In designing your app, this might be the place you start if you know a priori what information you want to display and have some flexibility in specifying the format of the incoming data. Usually, however, this is not the case and you'll need to do some level of concurrent design, considering what data are rendered along with the raw data format and search optimization.

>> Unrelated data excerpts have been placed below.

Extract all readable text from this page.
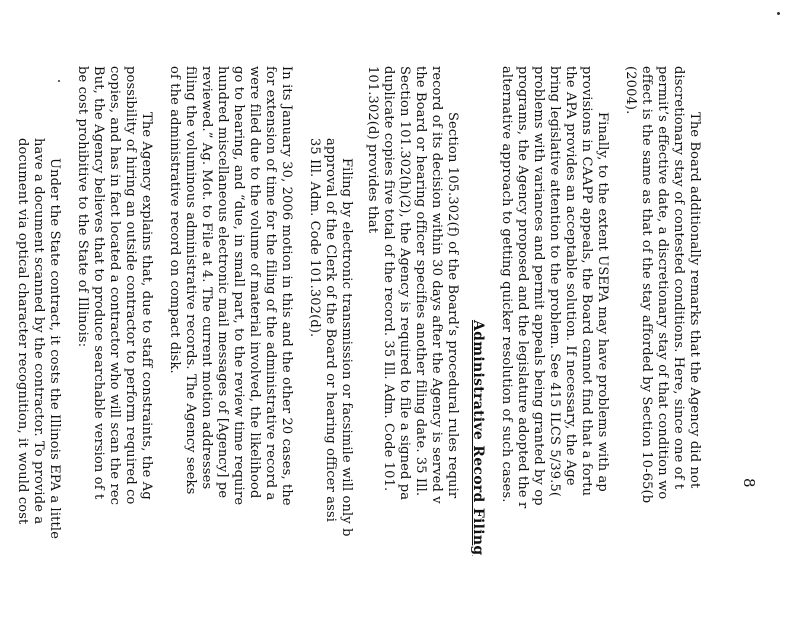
8
The Board additionally remarks that the Agency did not
discretionary stay of contested conditions. Here, since one of t
permit’s effective date, a discretionary stay of that condition wo
effect is the same as that of the stay afforded by Section 10-65(b
(2004).
Finally, to the extent USEPA may have problems with ap
provisions in CAAPP appeals, the Board cannot find that a fortu
the APA provides an acceptable solution. If necessary, the Age
bring legislative attention to the problem. See 415 ILCS 5/39.5(
problems with variances and permit appeals being granted by op
programs, the Agency proposed and the legislature adopted the r
alternative approach to getting quicker resolution of such cases.
Administrative Record Filing
Section 105.302(f) of the Board’s procedural rules requir
record of its decision within 30 days after the Agency is served v
the Board or hearing officer specifies another filing date. 35 Ill.
Section 101.302(h)(2), the Agency is required to file a signed pa
duplicate copies five total of the record. 35 Ill. Adm. Code 101.
101.302(d) provides that
Filing by electronic transmission or facsimile will only b
approval of the Clerk of the Board or hearing officer assi
35 Ill. Adm. Code 101.302(d).
In its January 30, 2006 motion in this and the other 20 cases, the
for extension of time for the filing of the administrative record a
were filed due to the volume of material involved, the likelihood
go to hearing, and “due, in small part, to the review time require
hundred miscellaneous electronic mail messages of [Agency] pe
reviewed.” Ag. Mot. to File at 4. The current motion addresses
filing the voluminous administrative records. The Agency seeks
of the administrative record on compact disk.
The Agency explains that, due to staff constraints, the Ag
possibility of hiring an outside contractor to perform required co
copies, and has in fact located a contractor who will scan the rec
But, the Agency believes that to produce searchable version of t
be cost prohibitive to the State of Illinois:
Under the State contract, it costs the Illinois EPA a little
have a document scanned by the contractor. To provide a
document via optical character recognition, it would cost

Splunk Enterprise is always monitoring your data, and it gives you numerous different ways to observe trends and visualize your data at any time. But you don't have to monitor your data constantly to be able to identify when you need to act on it. With alerting, you can tell Splunk Enterprise when to inform the appropriate stakeholders to take action, or even tell Splunk Enterprise to initiate those actions itself. In Acting on data, we describe the types of alerts available and how to manage them as well as how to create a custom alert action.
Once your app is installed on a site, you'll most likely need the flexibility of being able to parameterize it for the environment and capabilities of a particular installation. These include tasks like setting remote IP addresses, user roles and credentials, and many other domain- and use case-specific properties.
In the packaging section and topics we describe the Splunk Enterprise mechanisms and conventions for setting up your app and how to package your app for distribution and installation on a Splunk Enterprise instance.